Lastly, remember that not all benefits like this are in place to reduce costs. Providing a benefit that makes care convenient can be valuable to your employees! So, take these evaluations with a grain of salt and step back and remember why you introduced them in the first place. My guess is that even if your population uses this benefit a bit more, the additional $45 per utilizing member is probably worth the expense, given your total health care spend.

What do people want from health care reform?

According to a new JAMA Infographic, most people want lower out of pocket costs from their health plan. That is hardly surprising given the prevalence of cost shifting that has occurred by most employers in recent years. How that will happen, though, is not an easy fix for both employers and ACA plans.

Lowering pharmacy costs are also universally important to those surveyed. This is also probably due to the higher deductibles that people now experience and the transparency of these often very high costs now that co-payments are less prevalent. People now understand just how expensive pharmacy benefits are – except for those using specialty medications. I am sure many of these users are still sheltered for the full costs of these drugs. Manufacturer coupons are also not helping with this issue.

These data also confirm that the ACA now has a more positive image than in months past – maybe because the threat of it going away has made it more valuable to those who benefit from it (including those in employer-based plans who have benefited from richer benefits and broader coverage, even with the associated increased costs).

As you can imagine, the amount of Federal funding going toward assistance for lower income individuals is clearly divided along party lines. This is also the case around the Federal government’s involvement in health care, in general.

The main issue for legislators is that only 19% of those polled want the ACA repealed without a replacement in hand. That’s too small, even considering any margin of error, for congress to consider this as a viable option (at least without further push-back from constituents).

Click the link above to see more. Good insights into how your employees may feel about their plan, as well…

AHCA Pulled

Well, the big plan to replace the Affordable Care Act (ACA) did not happen, so what is an employer to do?

The good news is that you are (hopefully!) already doing it. Keep on keeping on!

The bad news is that all of that relief you were seeking from the AHCA is now gone, so we need to continue onward with the ACA for now.

First, keep up with your reporting and all other ACA requirements. I know the IRS does not require individuals to report their insurance coverage on their tax forms anymore, but you are still required to report to individuals and submit your federal filing on time.

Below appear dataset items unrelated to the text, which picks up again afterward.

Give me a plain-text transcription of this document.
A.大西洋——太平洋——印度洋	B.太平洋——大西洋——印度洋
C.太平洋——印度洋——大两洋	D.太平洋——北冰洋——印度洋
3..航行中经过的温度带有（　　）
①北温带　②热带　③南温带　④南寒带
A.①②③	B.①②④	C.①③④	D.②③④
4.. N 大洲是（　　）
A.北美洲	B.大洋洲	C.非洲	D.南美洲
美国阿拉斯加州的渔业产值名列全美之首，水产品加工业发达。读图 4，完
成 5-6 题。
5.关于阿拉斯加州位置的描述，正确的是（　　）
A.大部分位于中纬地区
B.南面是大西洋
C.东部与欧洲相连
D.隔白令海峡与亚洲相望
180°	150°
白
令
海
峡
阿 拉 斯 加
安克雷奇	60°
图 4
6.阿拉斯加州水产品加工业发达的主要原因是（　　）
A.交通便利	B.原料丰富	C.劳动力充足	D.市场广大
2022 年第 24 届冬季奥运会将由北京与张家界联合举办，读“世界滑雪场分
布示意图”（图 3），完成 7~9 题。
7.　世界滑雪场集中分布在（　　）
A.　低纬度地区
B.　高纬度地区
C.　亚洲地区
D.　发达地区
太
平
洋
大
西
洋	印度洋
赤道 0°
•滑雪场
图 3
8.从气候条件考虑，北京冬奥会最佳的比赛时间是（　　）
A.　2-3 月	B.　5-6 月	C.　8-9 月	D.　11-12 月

Next, think ahead. The dreaded “Cadillac Tax” is still looming large in 2020. That means that the 40% excise tax for more generous medical benefits is still out there, and you should probably be planning toward falling under the limits in 2020.

What does that mean? Right now we are not so sure. We do know that the prior limits that were originally set to go live in 2018 will be indexed for the future implementation dates. However, we don’t yet know exactly what they will be. The 2018 limits were $10,200 for individual coverage, and $27,500 for family coverage, so using those numbers are the best bet for now.

We were also promised some relief to adverse selection including some allowance for an older/sicker workforce. That sounds like a step in the right direction, but still makes planning for 2020 difficult, at best.

My guess is that the 2020 implementation will be further delayed, as we debate the ongoing ACA (or any replacement) and how we pay for these now entitled benefits. Employers need to stay on top of compliance issues, and not bury heads in the sand. The year 2020 will be here sooner than any of us want.